Pemilihan material tekstil merupakan faktor penentu utama dalam kenyamanan seorang siswa saat menjalani aktivitas belajar mengajar yang padat. Di Indonesia, dua jenis kain yang paling sering digunakan untuk seragam sekolah adalah katun dan drill. Keduanya memiliki karakteristik yang sangat berbeda, baik dari segi tekstur, daya serap, maupun ketahanan fisik. Memahami perbedaan antara katun dan drill sangat penting agar siswa maupun orang tua tidak salah dalam memilih pakaian yang akan dikenakan selama kurang lebih delapan jam setiap harinya di lingkungan sekolah yang dinamis.
Kain katun dikenal secara luas sebagai material yang paling bersahabat dengan kulit, terutama di daerah beriklim tropis. Terbuat dari serat alami kapas, katun memiliki pori-pori mikro yang memungkinkan sirkulasi udara berjalan dengan sangat lancar. Kemampuannya dalam menyerap keringat adalah yang terbaik di kelasnya, sehingga risiko timbulnya biang keringat atau iritasi kulit akibat kelembapan dapat diminimalisir. Namun, kelemahan utama dari katun adalah sifatnya yang sangat mudah kusut. Tanpa penyetrikaan yang intens dan penggunaan cairan pelicin, baju berbahan katun akan terlihat berantakan hanya dalam beberapa jam pemakaian, terutama pada area lipatan siku dan punggung.

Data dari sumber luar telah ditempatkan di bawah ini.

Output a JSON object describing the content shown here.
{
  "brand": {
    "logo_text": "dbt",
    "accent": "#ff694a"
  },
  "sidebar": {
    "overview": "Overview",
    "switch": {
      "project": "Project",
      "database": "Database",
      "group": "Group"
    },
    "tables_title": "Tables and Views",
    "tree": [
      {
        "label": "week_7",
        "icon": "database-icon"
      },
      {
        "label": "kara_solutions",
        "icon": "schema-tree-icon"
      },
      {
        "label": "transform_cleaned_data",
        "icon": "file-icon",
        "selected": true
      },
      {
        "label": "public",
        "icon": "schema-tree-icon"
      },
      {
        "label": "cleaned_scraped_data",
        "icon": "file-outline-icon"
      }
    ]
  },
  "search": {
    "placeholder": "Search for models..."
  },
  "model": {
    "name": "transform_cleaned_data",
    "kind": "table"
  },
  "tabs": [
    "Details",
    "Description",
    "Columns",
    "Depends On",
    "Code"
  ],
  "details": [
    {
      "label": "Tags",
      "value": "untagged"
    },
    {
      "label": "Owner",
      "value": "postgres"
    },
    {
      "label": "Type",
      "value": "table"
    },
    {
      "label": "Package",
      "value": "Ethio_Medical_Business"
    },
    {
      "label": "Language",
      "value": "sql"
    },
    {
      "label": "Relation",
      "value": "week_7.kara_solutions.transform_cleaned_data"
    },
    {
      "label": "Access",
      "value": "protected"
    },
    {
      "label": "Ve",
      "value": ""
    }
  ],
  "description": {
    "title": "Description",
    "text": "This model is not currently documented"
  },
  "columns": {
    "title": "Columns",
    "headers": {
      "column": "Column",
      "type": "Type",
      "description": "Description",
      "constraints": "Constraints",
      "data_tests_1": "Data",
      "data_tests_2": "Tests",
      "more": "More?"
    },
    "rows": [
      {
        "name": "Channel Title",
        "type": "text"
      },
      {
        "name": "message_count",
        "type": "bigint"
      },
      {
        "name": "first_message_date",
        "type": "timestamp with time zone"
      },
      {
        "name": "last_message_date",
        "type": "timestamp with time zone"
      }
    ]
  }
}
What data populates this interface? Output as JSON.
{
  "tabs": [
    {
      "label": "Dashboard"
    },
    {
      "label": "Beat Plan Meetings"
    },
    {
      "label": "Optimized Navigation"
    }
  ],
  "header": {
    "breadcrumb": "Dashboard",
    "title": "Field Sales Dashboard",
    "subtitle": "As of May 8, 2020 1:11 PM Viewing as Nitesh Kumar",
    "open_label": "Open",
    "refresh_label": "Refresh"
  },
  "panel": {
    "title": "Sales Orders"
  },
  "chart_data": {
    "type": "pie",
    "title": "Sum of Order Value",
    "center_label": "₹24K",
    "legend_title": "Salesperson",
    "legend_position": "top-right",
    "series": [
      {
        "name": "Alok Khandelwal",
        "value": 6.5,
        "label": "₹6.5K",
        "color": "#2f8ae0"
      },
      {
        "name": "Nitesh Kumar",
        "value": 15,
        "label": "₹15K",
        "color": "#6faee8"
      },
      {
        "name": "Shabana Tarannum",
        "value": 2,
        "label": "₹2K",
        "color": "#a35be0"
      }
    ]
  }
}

Di sisi lain, kain drill menawarkan solusi bagi mereka yang mengutamakan daya tahan dan tampilan yang selalu rapi. Kain drill memiliki ciri khas berupa jalinan benang yang miring atau diagonal, yang membuatnya jauh lebih kuat dan tebal dibandingkan katun biasa. Karena strukturnya yang kokoh, kain ini tidak mudah robek dan sangat tahan terhadap gesekan, sehingga sering digunakan untuk celana atau rok sekolah yang sering bersentuhan dengan kursi kayu atau semen. Selain itu, drill memiliki sifat ironless yang lebih baik; meskipun tidak disetrika dengan sangat licin, kain ini cenderung tetap mempertahankan bentuknya dan tidak mudah terlihat kusam meskipun dipakai beraktivitas berat seharian.
Dalam hal estetika dan kenyamanan jangka panjang, pilihan “mana yang paling nyaman” sebenarnya sangat bergantung pada jenis pakaiannya. Untuk atasan atau kemeja yang bersentuhan langsung dengan area dada dan ketiak, katun seringkali menjadi pemenang karena faktor kenyamanan termalnya. Kemeja katun terasa lebih dingin di kulit saat cuaca panas menyengat. Namun, untuk bawahan seperti celana panjang atau rok, bahan drill jauh lebih unggul karena mampu memberikan kesan jatuh yang presisi dan formal. Drill juga lebih efektif dalam menyembunyikan lekuk tubuh dan tidak terawang, memberikan rasa aman dan sopan bagi siswa saat bergerak aktif di area sekolah.